Amid the wreckage are the wonderful FA – who at one stage it seemed to want to brush the whole Terry affair under the carpet with a handshake – and who have reigned over ‘thirty years of hurt’ (this mythology is at the heart of England’s woes – it is a wonderful articulation of the hubris behind it all, the expectancy based on a false dawn that all this crushing demand flows from: “Three Lions on a shirt, Jules Rimet still gleaming. Thirty years of hurt, never stopped me dreaming”). The reality is that no England manager has progressed beyond the semi-finals of a major competition before or since, and is unlikely to. The harsh reality is that 1966 was an accident – and that those circumstances are unlikely to reoccur ever again.

All have been crushed before this rolling expectation: poor old Kevin Keegan who resigned in the Wembley toilets, an hour after the team was booed off by the England fans; when he told the FA officials that tactically he felt “a little short at this level”. So too Terry Venables who had perhaps the greatest chance of a repeat of 66 at Euro 96 but never really had his heart in it (he announced he’d retire as a result of several court cases before the tournament even started) but blew it to Germany.

Nor should we forget the brief role of Glen Hoddle – who’s own career epitomises England’s crisis of football identity – but who’s managerial role at the 1998 World Cup came a cropper and when he outlined his belief that the disabled, and others, are being punished for sins in past lives. His use of faith healer Eileen Drewery to help pick-up the team didn’t go down too well.

Where do the FA get these people from?

Twitter seems to be the new method of choosing a manager, which might be as good as any, given the comedy capers of Sven-Goran Eriksson’s reign and exit, which included possibly the News on the World’s finest hour the Fake Sheik (he England coach told an undercover News of the World reporter he would quit “if the country won the World Cup this summer”) and certainly beats chasing Phil Scolari around car-parks.

Alarm bells are ringing about the notion that the FA are meeting and the preference will be for a manager who is “English or British”. Could England be about to be treated to the glories we are suffering under Andy Robinson? A Scot at the helm of the sacred England Ducking Stool would be a moment of madness for whoever was foolish enough to get strapped in, especially now the big money’s blown.

Are the wildly obscene amounts of money sloshing around the ‘Premiership’ part of the problem?
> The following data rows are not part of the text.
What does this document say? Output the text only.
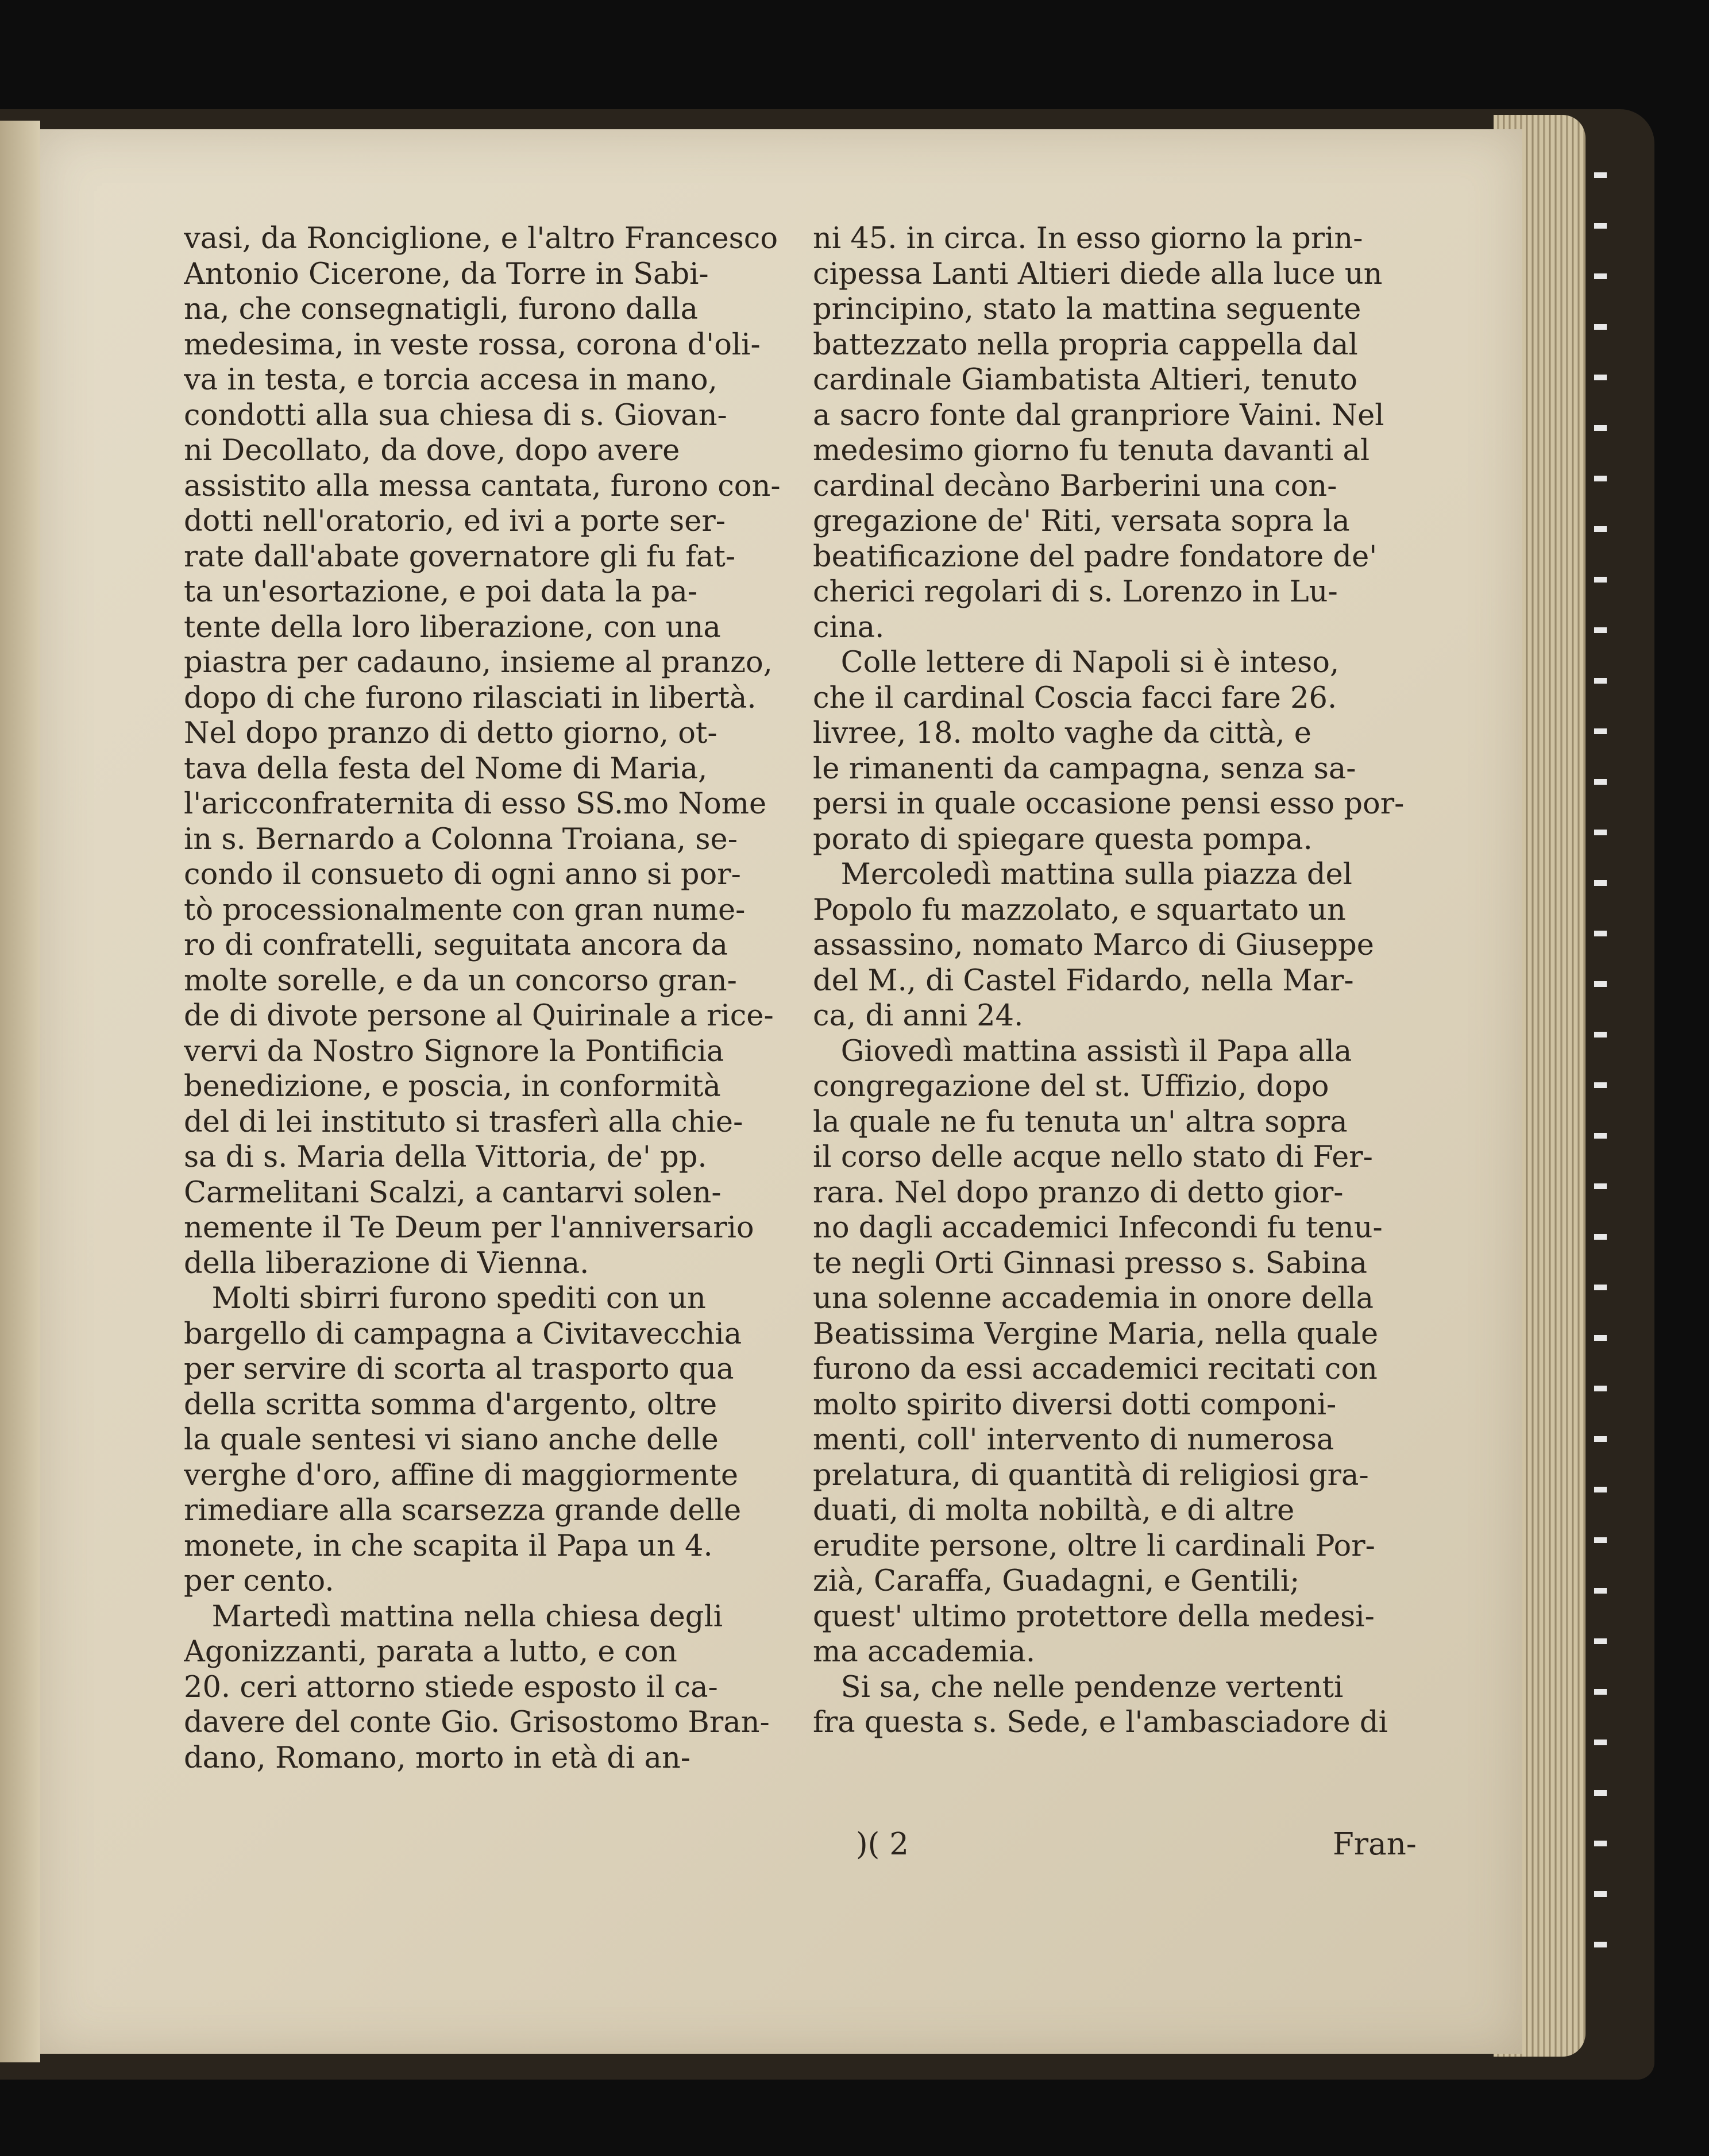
vasi, da Ronciglione, e l'altro Francesco
Antonio Cicerone, da Torre in Sabi-
na, che consegnatigli, furono dalla
medesima, in veste rossa, corona d'oli-
va in testa, e torcia accesa in mano,
condotti alla sua chiesa di s. Giovan-
ni Decollato, da dove, dopo avere
assistito alla messa cantata, furono con-
dotti nell'oratorio, ed ivi a porte ser-
rate dall'abate governatore gli fu fat-
ta un'esortazione, e poi data la pa-
tente della loro liberazione, con una
piastra per cadauno, insieme al pranzo,
dopo di che furono rilasciati in libertà.
Nel dopo pranzo di detto giorno, ot-
tava della festa del Nome di Maria,
l'aricconfraternita di esso SS.mo Nome
in s. Bernardo a Colonna Troiana, se-
condo il consueto di ogni anno si por-
tò processionalmente con gran nume-
ro di confratelli, seguitata ancora da
molte sorelle, e da un concorso gran-
de di divote persone al Quirinale a rice-
vervi da Nostro Signore la Pontificia
benedizione, e poscia, in conformità
del di lei instituto si trasferì alla chie-
sa di s. Maria della Vittoria, de' pp.
Carmelitani Scalzi, a cantarvi solen-
nemente il Te Deum per l'anniversario
della liberazione di Vienna.
Molti sbirri furono spediti con un
bargello di campagna a Civitavecchia
per servire di scorta al trasporto qua
della scritta somma d'argento, oltre
la quale sentesi vi siano anche delle
verghe d'oro, affine di maggiormente
rimediare alla scarsezza grande delle
monete, in che scapita il Papa un 4.
per cento.
Martedì mattina nella chiesa degli
Agonizzanti, parata a lutto, e con
20. ceri attorno stiede esposto il ca-
davere del conte Gio. Grisostomo Bran-
dano, Romano, morto in età di an-
ni 45. in circa. In esso giorno la prin-
cipessa Lanti Altieri diede alla luce un
principino, stato la mattina seguente
battezzato nella propria cappella dal
cardinale Giambatista Altieri, tenuto
a sacro fonte dal granpriore Vaini. Nel
medesimo giorno fu tenuta davanti al
cardinal decàno Barberini una con-
gregazione de' Riti, versata sopra la
beatificazione del padre fondatore de'
cherici regolari di s. Lorenzo in Lu-
cina.
Colle lettere di Napoli si è inteso,
che il cardinal Coscia facci fare 26.
livree, 18. molto vaghe da città, e
le rimanenti da campagna, senza sa-
persi in quale occasione pensi esso por-
porato di spiegare questa pompa.
Mercoledì mattina sulla piazza del
Popolo fu mazzolato, e squartato un
assassino, nomato Marco di Giuseppe
del M., di Castel Fidardo, nella Mar-
ca, di anni 24.
Giovedì mattina assistì il Papa alla
congregazione del st. Uffizio, dopo
la quale ne fu tenuta un' altra sopra
il corso delle acque nello stato di Fer-
rara. Nel dopo pranzo di detto gior-
no dagli accademici Infecondi fu tenu-
te negli Orti Ginnasi presso s. Sabina
una solenne accademia in onore della
Beatissima Vergine Maria, nella quale
furono da essi accademici recitati con
molto spirito diversi dotti componi-
menti, coll' intervento di numerosa
prelatura, di quantità di religiosi gra-
duati, di molta nobiltà, e di altre
erudite persone, oltre li cardinali Por-
zià, Caraffa, Guadagni, e Gentili;
quest' ultimo protettore della medesi-
ma accademia.
Si sa, che nelle pendenze vertenti
fra questa s. Sede, e l'ambasciadore di
)( 2	Fran-
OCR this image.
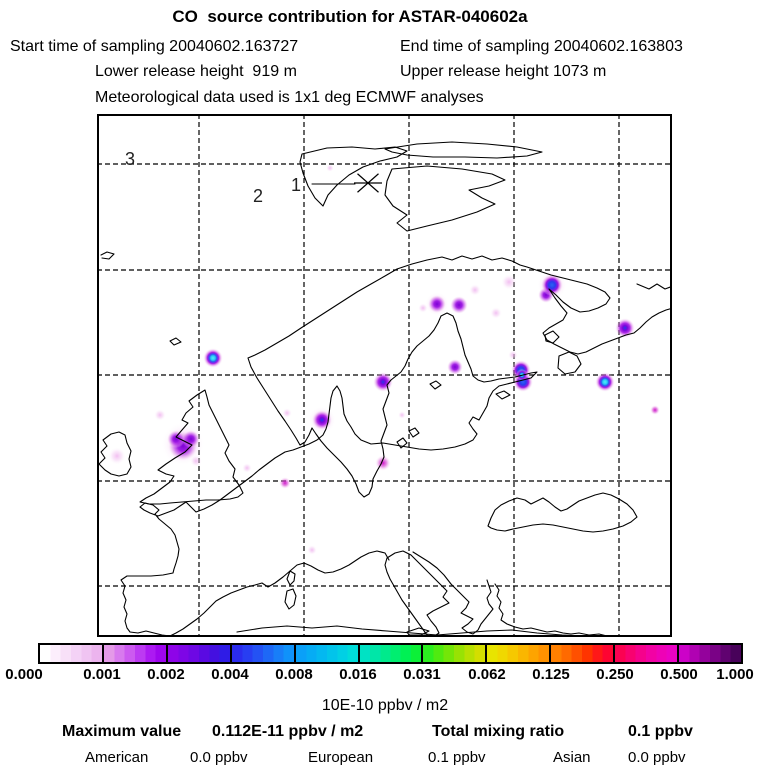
CO  source contribution for ASTAR-040602a
Start time of sampling 20040602.163727	End time of sampling 20040602.163803
Lower release height  919 m	Upper release height 1073 m
Meteorological data used is 1x1 deg ECMWF analyses
3
2
1
0.000	0.001 0.002 0.004 0.008 0.016 0.031 0.062 0.125 0.250 0.500 1.000
10E-10 ppbv / m2
Maximum value 0.112E-11 ppbv / m2	Total mixing ratio	0.1 ppbv
American	0.0 ppbv	European	0.1 ppbv	Asian 0.0 ppbv
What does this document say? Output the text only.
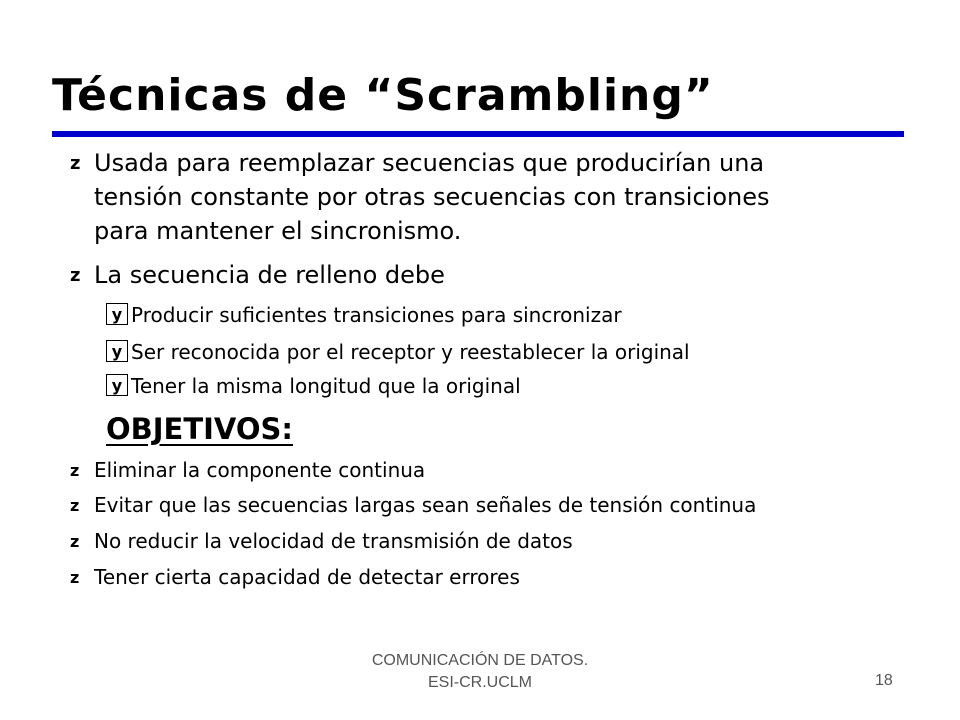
Técnicas de “Scrambling”
z Usada para reemplazar secuencias que producirían una
tensión constante por otras secuencias con transiciones
para mantener el sincronismo.
z La secuencia de relleno debe
y Producir suficientes transiciones para sincronizar
y Ser reconocida por el receptor y reestablecer la original
y Tener la misma longitud que la original
OBJETIVOS:
z Eliminar la componente continua
z Evitar que las secuencias largas sean señales de tensión continua
z No reducir la velocidad de transmisión de datos
z Tener cierta capacidad de detectar errores
COMUNICACIÓN DE DATOS.
ESI-CR.UCLM	18
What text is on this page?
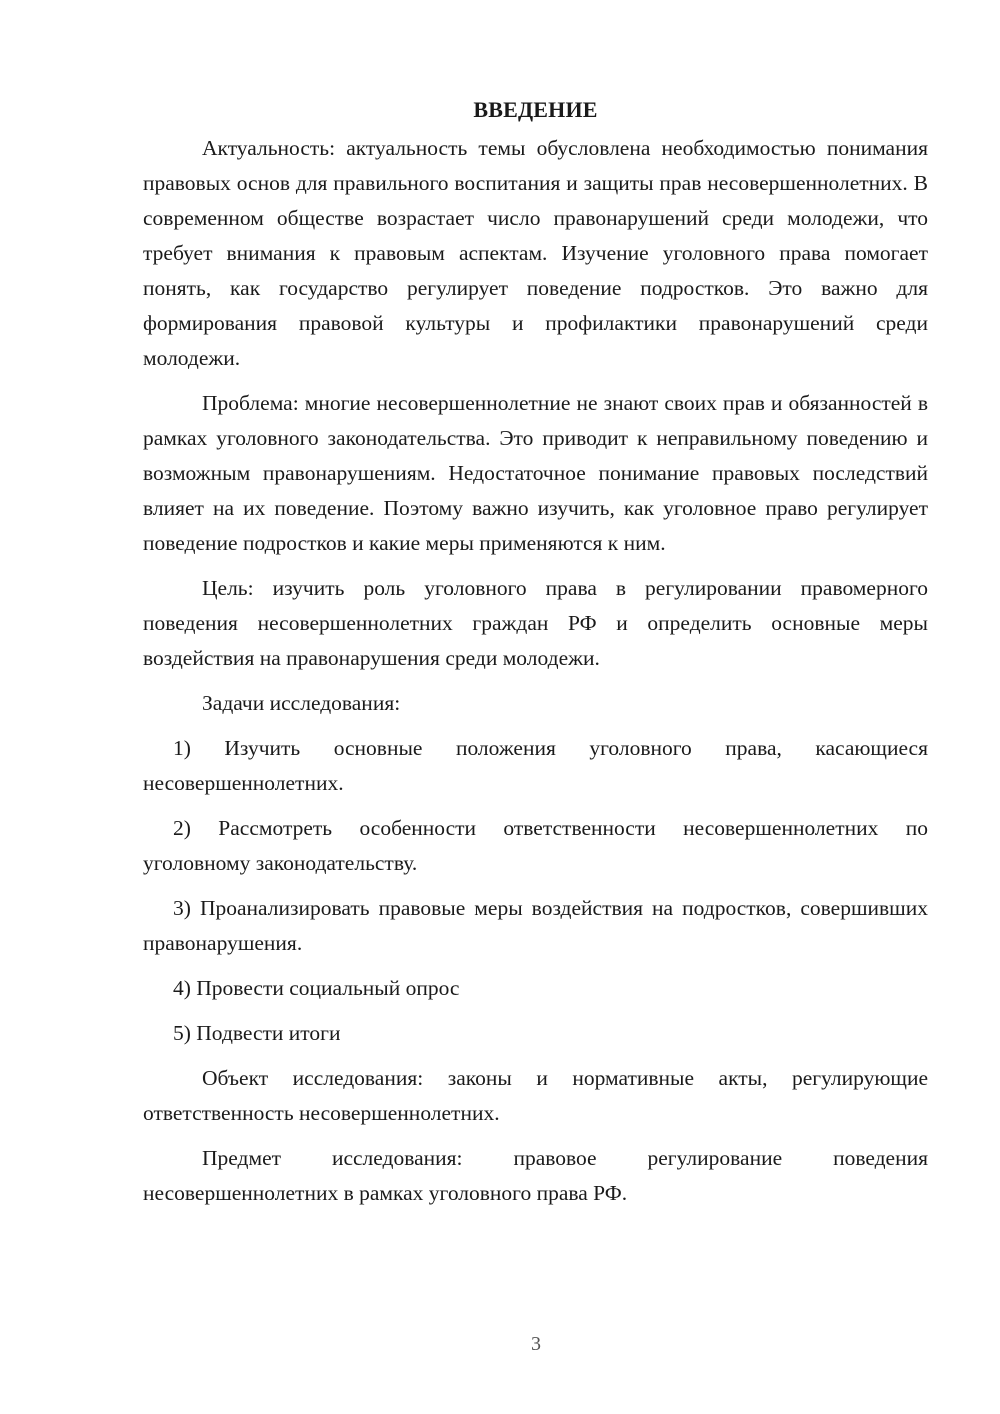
ВВЕДЕНИЕ

Актуальность: актуальность темы обусловлена необходимостью понимания правовых основ для правильного воспитания и защиты прав несовершеннолетних. В современном обществе возрастает число правонарушений среди молодежи, что требует внимания к правовым аспектам. Изучение уголовного права помогает понять, как государство регулирует поведение подростков. Это важно для формирования правовой культуры и профилактики правонарушений среди молодежи.

Проблема: многие несовершеннолетние не знают своих прав и обязанностей в рамках уголовного законодательства. Это приводит к неправильному поведению и возможным правонарушениям. Недостаточное понимание правовых последствий влияет на их поведение. Поэтому важно изучить, как уголовное право регулирует поведение подростков и какие меры применяются к ним.

Цель: изучить роль уголовного права в регулировании правомерного поведения несовершеннолетних граждан РФ и определить основные меры воздействия на правонарушения среди молодежи.

Задачи исследования:

1) Изучить основные положения уголовного права, касающиеся несовершеннолетних.

2) Рассмотреть особенности ответственности несовершеннолетних по уголовному законодательству.

3) Проанализировать правовые меры воздействия на подростков, совершивших правонарушения.

4) Провести социальный опрос

5) Подвести итоги

Объект исследования: законы и нормативные акты, регулирующие ответственность несовершеннолетних.

Предмет исследования: правовое регулирование поведения несовершеннолетних в рамках уголовного права РФ.

3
Alan Hansen’s ridiculous £40,000 a show to recite cliches is one symbol, Toxic John Terry’s £150,000 a week another.

If huge piles of soccer-lolly have hung like albatrosses around the necks of the Golden Generation (RIP 2005-1012) then racism and degenerate off-field antics have followed them too. But – like the bankers and the City of London – it’s not just their behaviour we should focus on but their huge reward for failure. Capello – the Six Million Dollar Man – breezed his opening qualification – against such giants as Andorra – then quickly fell apart. The debacle of World Cup 2010 could be said to be down to appalling man-management, which is what his job is all about, and culminated in the 4-1 humiliation to Germany in Bloemfontein.

Harry Redknapp – a nice guy and a very talented manager – is the lost Brian Clough and as such has further latent expectation heaped upon him. The truth is that none of this is to do with tactics, players, training methods or strategies. It is to do with a deep-seated – and inexplicable sense of entitlement. Until that cultural phantasm is exorcised and England can live with themselves as a nation like any other – with good players and a chance to compete – nothing more – this media circus will run on and on.

As Glen Hoddle put it: “What you sow, you have to reap.”